I might be getting confused on notation, but is it the case that if $X_t = \int_{0}^{t} W_s ds$, then $dX_t = W_t dt$ and if $Y_t = \int_{0}^{t} W_s dW_s$, then $dY_t = W_t dW_t$? I have also seen that $\int_0^t W_s ds = tW_t -\int_0^t s dW_s = \int_0^t (t-s) dW_s$ and $\int_0^t W_s d W_s = \frac{1}{2} (W_t^2 – t)$. However, I'm not sure if/how to incorporate this.
Best Answer
I think you have to recall that an equality of Itô differentials actually means after it's Itô integration. And you remind that $\int_0^t dA_s = A_t - A_0$ for any Itô process $A_t$. So, by the definition of the Itô differential and the definition of $X_t := \int_0^tW_sds$, $dX_t = W_tdt$.
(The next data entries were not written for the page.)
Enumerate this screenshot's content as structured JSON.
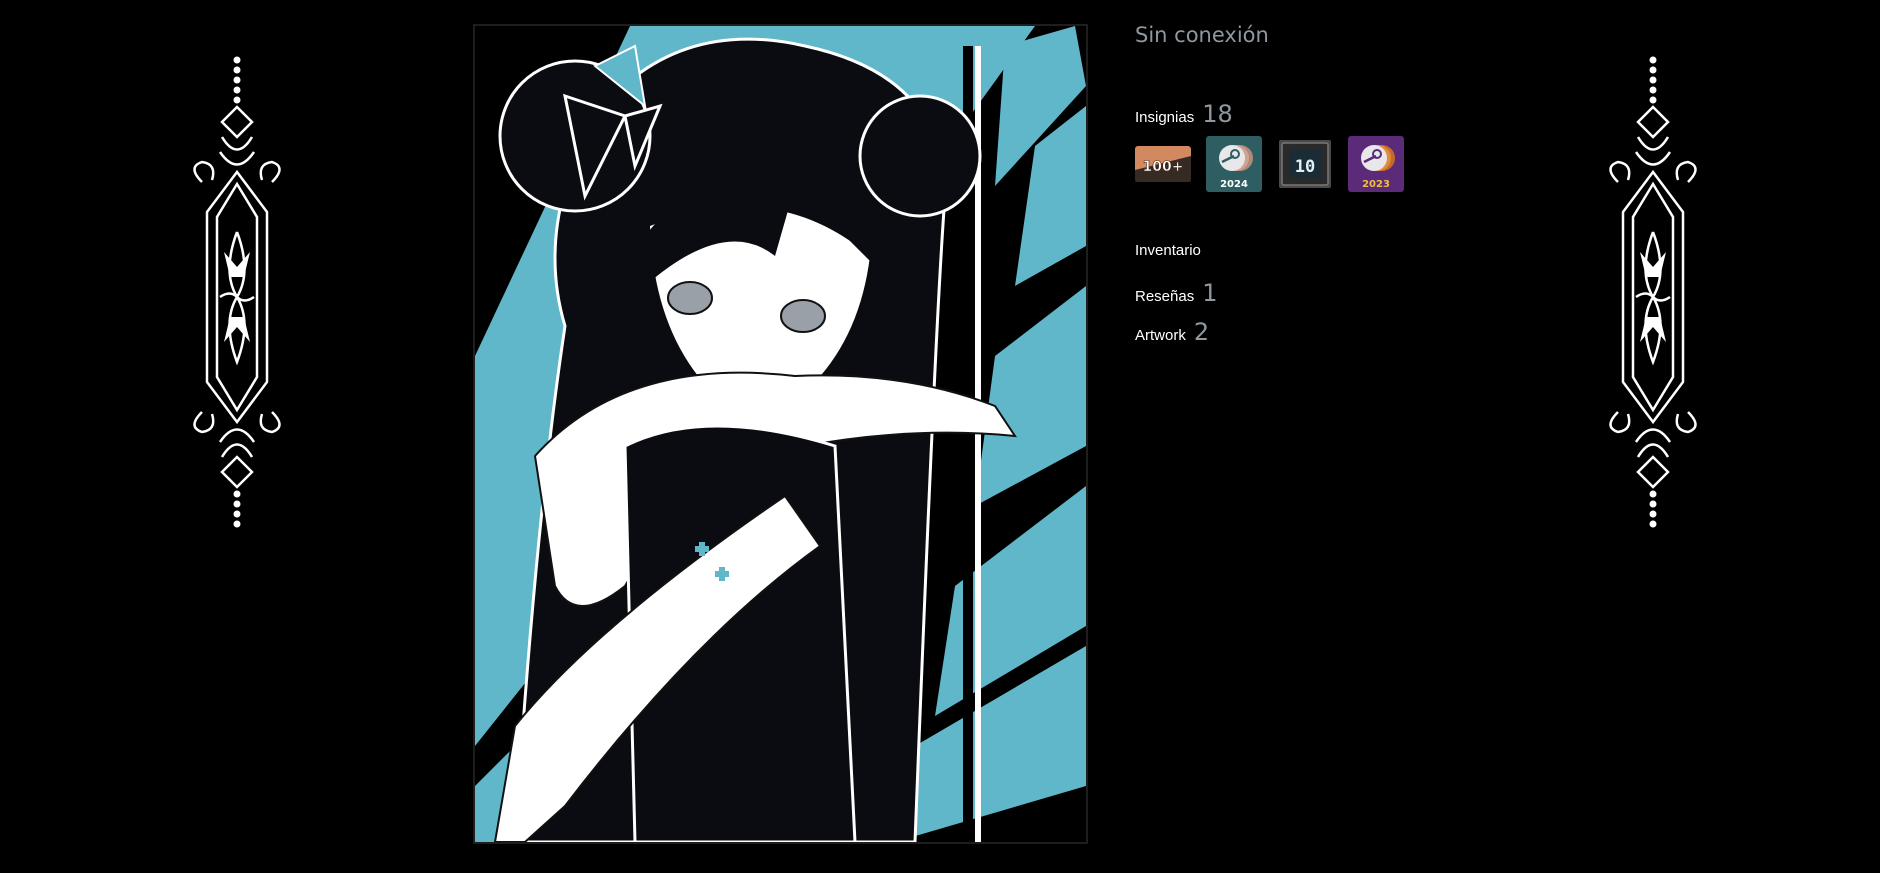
{
  "profile": {
    "status": "Sin conexión",
    "badges": {
      "label": "Insignias",
      "count": "18",
      "items": [
        {
          "name": "badge-100-plus",
          "text": "100+"
        },
        {
          "name": "badge-steam-2024",
          "text": "2024"
        },
        {
          "name": "badge-years-10",
          "text": "10"
        },
        {
          "name": "badge-steam-2023",
          "text": "2023"
        }
      ]
    },
    "links": [
      {
        "label": "Inventario",
        "count": ""
      },
      {
        "label": "Reseñas",
        "count": "1"
      },
      {
        "label": "Artwork",
        "count": "2"
      }
    ]
  },
  "colors": {
    "background": "#000000",
    "status_text": "#8f98a0",
    "label_text": "#ffffff",
    "artwork_accent": "#5fb7c9"
  },
  "icons": [
    "ornament-left-icon",
    "ornament-right-icon",
    "steam-logo-icon"
  ]
}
First one can easily verify that $(dX_t)^2 = 0, dtd(\exp(X_t)) = 0$. Hence $d\exp(X_t) = \exp(X_t)dX_t$, and $d(t\exp(X_t)) = \exp(X_t)dt + td\exp(X_t)$. Since $Y_t = t\exp(X_t)$, we obtain $$ \begin{align*} dY_t &= d(t\exp(X_t)) \\ &= \exp(X_t)dt + td\exp(X_t) \\ &= \exp(X_t)dt + t\exp(X_t)dX_t \\ &= \exp(\int_0^tW_sds)(t+W_t)dt. \end{align*} $$ Similarly, we can compute $dZ_t$ as follows: As you computed, $A_t : = \int_0^t W_sdW_s = \frac{1}{2}(W_t^2 - t)$. Then $dA_t = W_t dW_t, (dA_t)^2 = W_t^2 dt$. Hence, by Itô's formula, $$ d(\exp(A_t)) = \exp(A_t)dA_t + \frac{1}{2}\exp(A_t)(dA_t)^2 = \exp(A_t)W_tdW_t + \frac{1}{2}\exp(A_t)W_t^2dt. $$ Thus $$ \begin{align*} dZ_t &= d(t\exp(A_t)) \\ &= \exp(A_t)dt + td(\exp(A_t)) \\ &= \exp(A_t)dt + t\exp(A_t)W_tdW_t + \frac{1}{2}\exp(A_t)W_t^2dt\\ &= t\exp(A_t)W_tdW_t + \exp(A_t)(\frac{1}{2}W_t^2+1)dt \\ &= t\exp(\frac{1}{2}(W_t^2 - t))W_tdW_t + \exp(\frac{1}{2}(W_t^2 - t))(\frac{1}{2}W_t^2+1)dt \end{align*} $$ I think no further calculations are necessary.